É essa destrinça que nos permite aceitar que, até prova séria em contrário, cada juiz do Tribunal Constitucional julgará em boa consciência e apenas à luz dos seus conhecimentos se o Orçamento de Estado para 2013 estará, ou não, total ou parcialmente conforme à Constituição da República. Pensar o contrário seria aceitar que os juízes analisem e sentenciem apenas a partir das suas origens político-partidárias, o que, no caso do Tribunal Constitucional, nos levaria a rejeitar aqueles dos seus membros indicados pelos partidos com assento na Assembleia da República.

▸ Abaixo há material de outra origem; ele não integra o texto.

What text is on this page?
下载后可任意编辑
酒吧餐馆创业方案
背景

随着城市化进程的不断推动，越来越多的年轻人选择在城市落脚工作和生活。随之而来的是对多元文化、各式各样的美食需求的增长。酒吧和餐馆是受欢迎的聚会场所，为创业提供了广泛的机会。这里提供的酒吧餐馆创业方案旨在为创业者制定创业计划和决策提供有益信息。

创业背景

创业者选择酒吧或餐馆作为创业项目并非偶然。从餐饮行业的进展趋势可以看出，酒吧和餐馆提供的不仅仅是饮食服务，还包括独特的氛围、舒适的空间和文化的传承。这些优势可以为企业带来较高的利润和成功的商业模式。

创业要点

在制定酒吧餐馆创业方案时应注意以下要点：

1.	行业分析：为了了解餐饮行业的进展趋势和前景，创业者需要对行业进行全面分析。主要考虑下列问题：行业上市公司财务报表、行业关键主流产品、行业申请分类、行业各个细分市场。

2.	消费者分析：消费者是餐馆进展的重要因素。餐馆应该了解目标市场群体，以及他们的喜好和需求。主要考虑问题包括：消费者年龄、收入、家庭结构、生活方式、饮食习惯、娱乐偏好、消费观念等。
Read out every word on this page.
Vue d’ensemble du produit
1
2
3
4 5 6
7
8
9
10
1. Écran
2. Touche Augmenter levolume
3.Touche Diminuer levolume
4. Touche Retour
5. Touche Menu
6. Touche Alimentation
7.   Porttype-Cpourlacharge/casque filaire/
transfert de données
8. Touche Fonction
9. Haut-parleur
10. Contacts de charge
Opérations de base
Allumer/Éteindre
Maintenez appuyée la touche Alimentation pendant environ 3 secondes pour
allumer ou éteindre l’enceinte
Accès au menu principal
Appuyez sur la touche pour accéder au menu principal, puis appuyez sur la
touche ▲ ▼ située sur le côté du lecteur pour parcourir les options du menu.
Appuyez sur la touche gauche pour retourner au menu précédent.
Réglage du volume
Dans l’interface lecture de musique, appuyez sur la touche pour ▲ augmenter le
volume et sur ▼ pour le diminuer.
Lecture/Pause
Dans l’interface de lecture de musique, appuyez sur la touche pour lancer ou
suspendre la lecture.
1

Esse tipo de desconfiança relativa ao respeito da ética republicana, ou seja, da lei, a que todos estamos obrigados, em especial no desempenho de cargos públicos, mina as instituições para além das imperfeiçoes e desconformidades pelas quais possam passar em razão dos deméritos deste ou daquele serventuário falho de escrúpulos.
Essa desconfiança tem sido aumentada pela insistência no tema de analistas interessados em influir nos desfechos dos jogos políticos, tentando nesse jogo de bastidores reforçar os seu poder mediático. Porém, poucos de entre eles seriam capazes de ganhar uma eleição para presidente de junta de freguesia e ainda menos governar a mais pequena das nossas autarquias.
Assim, não faz sentido tentar encontrar termo ou medida para a pressão que o primeiro-ministro tem feito para tentar que os juízes do Tribunal Constitucional voltem a colocar, como fizeram o ano passado, eventuais inconstitucionalidades entre parêntesis. O que seria para Passos Coelho o modo mais ágil de cumprir o acordado com a troika segundo a chave de austeridade negociada. Isto parte do jogo político e cabe aos juízes do Tribunal Constitucional ponderar se há, ou não, inconstitucionalidades e, se as houver, se elas assumem uma gravidade que não cabe em novo parêntesis.
De resto, só desmemoriados e manhosos não reconhecerão pressões semelhantes no passado, como as forças de bloqueio de Cavaco Silva, então primeiro-ministro.